Size + Matter by David Chipperfield
London Design Festival 2011: architect David Chipperfield has installed two metallic glass pavilions outside the Royal Festival Hall in London as part of the London Design Festival
Copper-coated fabric mesh is sandwiched between vertical glass panels to create the bronze-coloured walls of one pavilion.
The walls of second pavilion are silver in colour, as they encase the same mesh coated in aluminium.
The project was delivered in collaboration with engineers Arup.
You can see all our stories about David Chipperfield here, and all our stories about the London Design Festival here.
Here are some more details from the London Design Festival:
Size + Matter is one of the London Design Festival’s cornerstones, pairing a leading designer or architect with a material or manufacturing process. We ask them to explore the dynamic between their own creativity and the material or process. As a result, since 2007, three million people have experienced this series of remarkable explorations – by David Adjaye, Shigeru Ban, Paul Cocksedge, Zaha Hadid, Amanda Levete and Marc Newson – at the Southbank Centre.
This year they are joined by one of the UK’s most important architecture practices, David Chipperfield Architects, who teamed up with structural engineers and glass specialists from Arup to create a composition using Sefar Architecture Vision fabric. The metal-coated fabric mesh, black on one side and metallic on the other, is layered between two sheets of glass and gives the installation's panels both translucent and reflective qualities.
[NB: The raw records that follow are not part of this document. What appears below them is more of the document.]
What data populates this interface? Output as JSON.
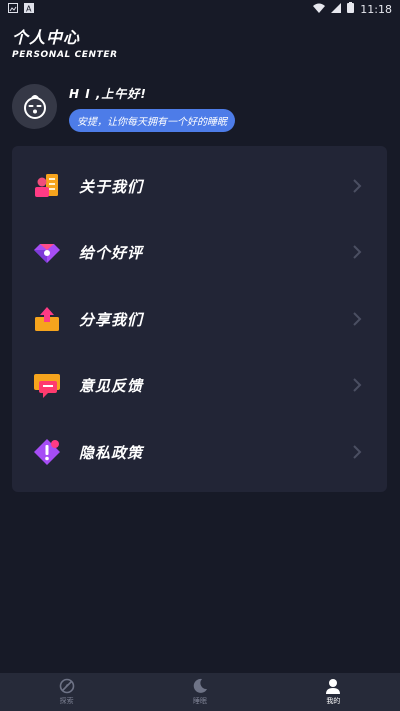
{
  "status_bar": {
    "time": "11:18"
  },
  "header": {
    "title": "个人中心",
    "subtitle": "PERSONAL CENTER"
  },
  "profile": {
    "greeting": "H I ,上午好!",
    "tagline": "安提，让你每天拥有一个好的睡眠"
  },
  "menu": {
    "items": [
      {
        "label": "关于我们",
        "icon": "about-us-icon"
      },
      {
        "label": "给个好评",
        "icon": "diamond-rating-icon"
      },
      {
        "label": "分享我们",
        "icon": "share-box-icon"
      },
      {
        "label": "意见反馈",
        "icon": "feedback-chat-icon"
      },
      {
        "label": "隐私政策",
        "icon": "privacy-warning-icon"
      }
    ]
  },
  "tabbar": {
    "tabs": [
      {
        "label": "探索",
        "icon": "explore-icon",
        "active": false
      },
      {
        "label": "睡眠",
        "icon": "moon-icon",
        "active": false
      },
      {
        "label": "我的",
        "icon": "person-icon",
        "active": true
      }
    ]
  },
  "colors": {
    "background": "#171a27",
    "card": "#222536",
    "accent": "#4d7ce8",
    "tabbar": "#262a39"
  }
}
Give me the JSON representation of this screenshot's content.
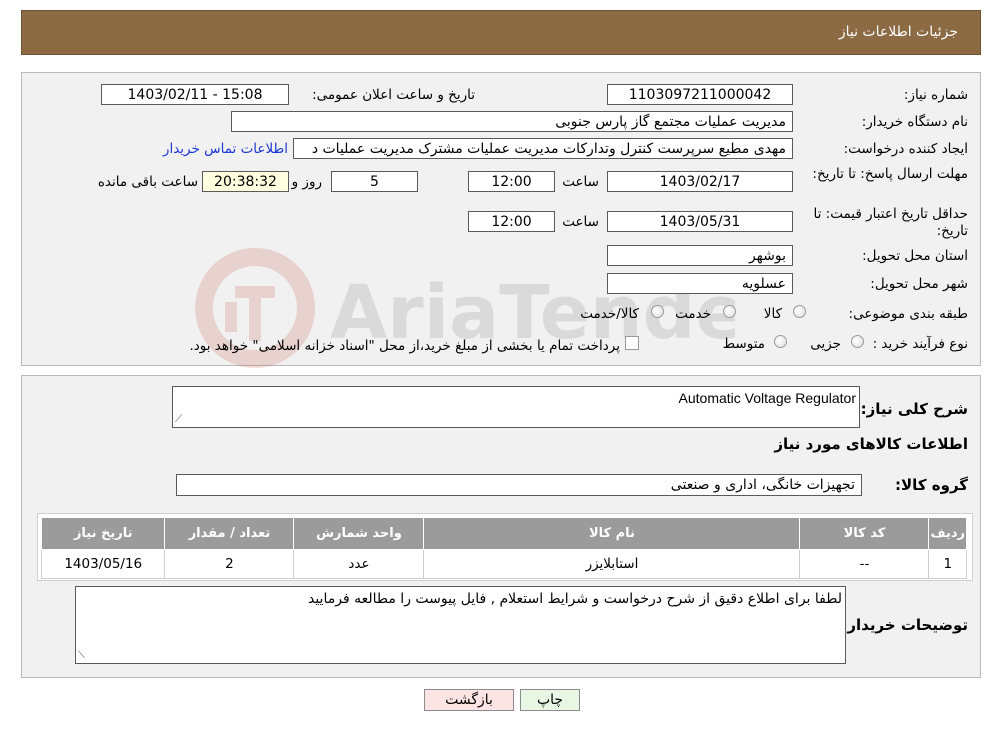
{
  "header": {
    "title": "جزئیات اطلاعات نیاز"
  },
  "form": {
    "need_number_label": "شماره نیاز:",
    "need_number": "1103097211000042",
    "announce_label": "تاریخ و ساعت اعلان عمومی:",
    "announce_value": "1403/02/11 - 15:08",
    "buyer_org_label": "نام دستگاه خریدار:",
    "buyer_org": "مدیریت عملیات مجتمع گاز پارس جنوبی",
    "requester_label": "ایجاد کننده درخواست:",
    "requester": "مهدی مطیع سرپرست کنترل وتدارکات مدیریت عملیات مشترک مدیریت عملیات د",
    "contact_link": "اطلاعات تماس خریدار",
    "reply_deadline_label": "مهلت ارسال پاسخ: تا تاریخ:",
    "reply_date": "1403/02/17",
    "time_label": "ساعت",
    "reply_time": "12:00",
    "days_value": "5",
    "days_label": "روز و",
    "remaining_time": "20:38:32",
    "remaining_label": "ساعت باقی مانده",
    "price_validity_label": "حداقل تاریخ اعتبار قیمت: تا تاریخ:",
    "price_date": "1403/05/31",
    "price_time": "12:00",
    "province_label": "استان محل تحویل:",
    "province": "بوشهر",
    "city_label": "شهر محل تحویل:",
    "city": "عسلویه",
    "category_label": "طبقه بندی موضوعی:",
    "category_options": [
      "کالا",
      "خدمت",
      "کالا/خدمت"
    ],
    "process_label": "نوع فرآیند خرید :",
    "process_options": [
      "جزیی",
      "متوسط"
    ],
    "payment_note": "پرداخت تمام یا بخشی از مبلغ خرید،از محل \"اسناد خزانه اسلامی\" خواهد بود."
  },
  "details": {
    "summary_label": "شرح کلی نیاز:",
    "summary_value": "Automatic Voltage Regulator",
    "goods_info_title": "اطلاعات کالاهای مورد نیاز",
    "goods_group_label": "گروه کالا:",
    "goods_group_value": "تجهیزات خانگی، اداری و صنعتی",
    "table": {
      "headers": [
        "ردیف",
        "کد کالا",
        "نام کالا",
        "واحد شمارش",
        "تعداد / مقدار",
        "تاریخ نیاز"
      ],
      "rows": [
        [
          "1",
          "--",
          "استابلایزر",
          "عدد",
          "2",
          "1403/05/16"
        ]
      ]
    },
    "buyer_notes_label": "توضیحات خریدار:",
    "buyer_notes_value": "لطفا برای اطلاع دقیق از شرح درخواست و شرایط استعلام , فایل پیوست را مطالعه فرمایید"
  },
  "buttons": {
    "print": "چاپ",
    "back": "بازگشت"
  },
  "watermark": {
    "text": "AriaTender.neT"
  },
  "colors": {
    "header_bg": "#8b6a44",
    "panel_bg": "#f1f1f1",
    "table_header_bg": "#9b9b9b",
    "link": "#1a37d6",
    "back_btn_bg": "#fde4e4",
    "print_btn_bg": "#e8f6e4"
  }
}
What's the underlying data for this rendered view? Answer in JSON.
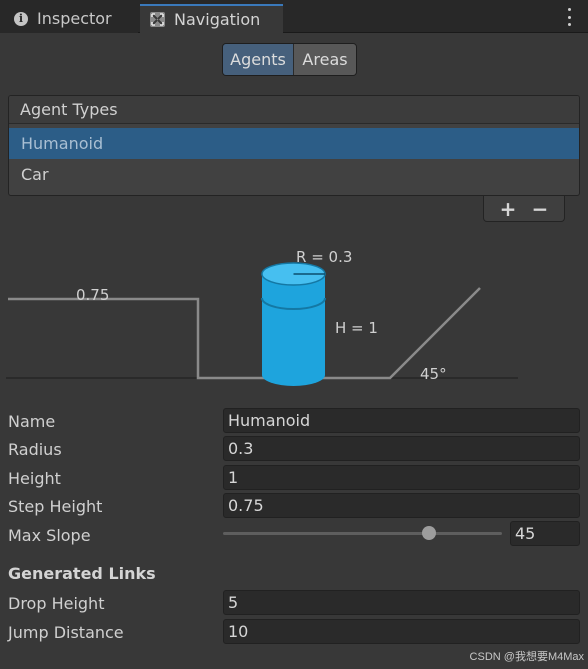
{
  "tabs": {
    "inspector": "Inspector",
    "navigation": "Navigation",
    "info_icon_glyph": "i"
  },
  "segment": {
    "agents": "Agents",
    "areas": "Areas",
    "selected": "Agents"
  },
  "agent_types": {
    "header": "Agent Types",
    "items": [
      "Humanoid",
      "Car"
    ],
    "selected_index": 0,
    "add_label": "+",
    "remove_label": "−"
  },
  "diagram": {
    "radius_label": "R = 0.3",
    "height_label": "H = 1",
    "step_label": "0.75",
    "slope_label": "45°",
    "cylinder_color": "#1ea4dd"
  },
  "fields": {
    "name": {
      "label": "Name",
      "value": "Humanoid"
    },
    "radius": {
      "label": "Radius",
      "value": "0.3"
    },
    "height": {
      "label": "Height",
      "value": "1"
    },
    "step_height": {
      "label": "Step Height",
      "value": "0.75"
    },
    "max_slope": {
      "label": "Max Slope",
      "value": "45",
      "fraction": 0.74
    }
  },
  "generated_links": {
    "title": "Generated Links",
    "drop_height": {
      "label": "Drop Height",
      "value": "5"
    },
    "jump_distance": {
      "label": "Jump Distance",
      "value": "10"
    }
  },
  "watermark": "CSDN @我想要M4Max",
  "colors": {
    "accent": "#3a79bb",
    "selection": "#2c5d87",
    "background": "#383838"
  }
}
David Chipperfield Architects has created a sculptural dialogue between two identical forms, different only in their orientation and aluminium and copper finishes. Each form consists of a series of unframed laminated glass panels with corresponding coloured stainless steel connections. Two Lines oscillates between a sculptural relationship of two orthogonal forms and a regular series of simple vertical elements. The interlayer of 50% mesh gives a stronger materiality to the glass, appearing at times monolithic and dynamically translucent, changing over the course of a day. As a result, the installation creates a variety of different experiences as visitors move within and around it.